The authorship questioners also consider the lack of any documentation that the real Shakespeare ever went to Italy as a serious blot on his credibility, since so many of his plays are set there. They point out that aristocratic young men traveled to Italy in those days as a common facet of their education and coming-of-age. They therefore view specific nobles who were known to have visited Italy, especially the Earl of Oxford, as much more likely candidates for the authorship of Shakespeare’s plays than the man from Stratford could be.


Yet they stumble over several critical thinking glitches with this line of reasoning. First of all, the lack of documentation that Shakespeare of Stratford ever went to Italy is hardly conclusive. What would they be looking for? A ticket stub to prove he booked passage on a ship? A ship’s register from over four centuries ago with his name on it? It is ridiculous to expect such things to have been preserved, and there would be no reason for such a trip to be notated in a formal document preserved by civil servants in the town -- which is just about the only solid paper trail actually left by Shakespeare.


Secondly, it is unclear why Shakespeare would have felt he had to travel to Italy in order to write about it. He was not trying to document current life there, or even to be historically accurate, but was in a way always writing fantasies, whether in comedic or tragic form. It would have been very strange to either him or his contemporary playwrights to think of making a real life study of a place when it was fine to merely make it all up -- just as much as when writing about fairies in a forest, or a magician on a deserted island. Besides that, Shakespeare was perfectly content to color all of the exotic locales he wrote about with the same lens: the perspective of Elizabethan England. 

Theatre practice in his time did not even strive for historically or ethnically accurate costumes; the actors wore their own Elizabethan clothes when they played ancient Romans, for instance, merely adding a cape or a breastplate. The English were very insular and chauvinistic during Elizabeth’s reign, despite the influence of trade on their culture, and the theatre-going public generally would have seen foreigners as suspect, or as laughable ethnic stereotypes (as they often can be in Shakespeare’s plays – the Welsh and the Irish even being among those they considered foreigners). Finally, most of Shakespeare’s audience would not have gone to Italy themselves, so inaccuracy would not have been a concern.

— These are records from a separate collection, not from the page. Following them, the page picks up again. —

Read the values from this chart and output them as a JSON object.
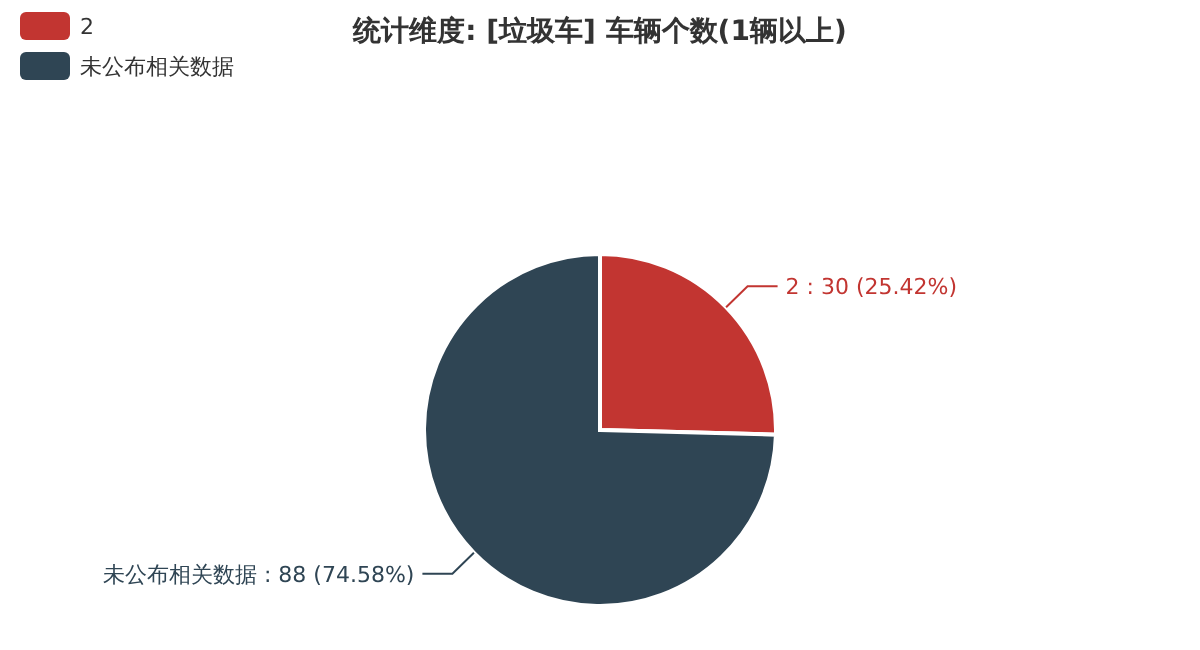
{
  "chart_data": {
    "type": "pie",
    "title": "统计维度: [垃圾车] 车辆个数(1辆以上)",
    "categories": [
      "2",
      "未公布相关数据"
    ],
    "values": [
      30,
      88
    ],
    "colors": [
      "#c23531",
      "#2f4554"
    ],
    "value_labels": [
      "2 : 30 (25.42%)",
      "未公布相关数据 : 88 (74.58%)"
    ],
    "legend": "top left"
  }
}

However, there is also reasoning the Oxfordians use which proceeds in the other direction: starting from the fact that Shakespeare’s plays do frequently have Italian settings, the deduction goes that therefore the person who was Shakespeare must have gone to Italy, and been influenced to set plays there because of his experience with it. Yet this assumption seems to forget that the Renaissance fascination with antiquity would naturally bleed over into a romantic attraction to contemporary Italy, and moreover, that Shakespeare was using the Italianate comedies and the Italian commedia dell’ arte theater troupes as models. The theory also overlooks how popular Italy was in the Renaissance imagination generally – and perhaps even overlooks the fact that Italy is where the Renaissance started. In retrospect, it actually seems as logical for Shakespeare to use Italian settings as it does nowadays for Hollywood to set so many of its disaster or superhero movies in New York City. It is traditional and part of the cultural zeitgeist – not a personal reflection of the artists’ own experiences.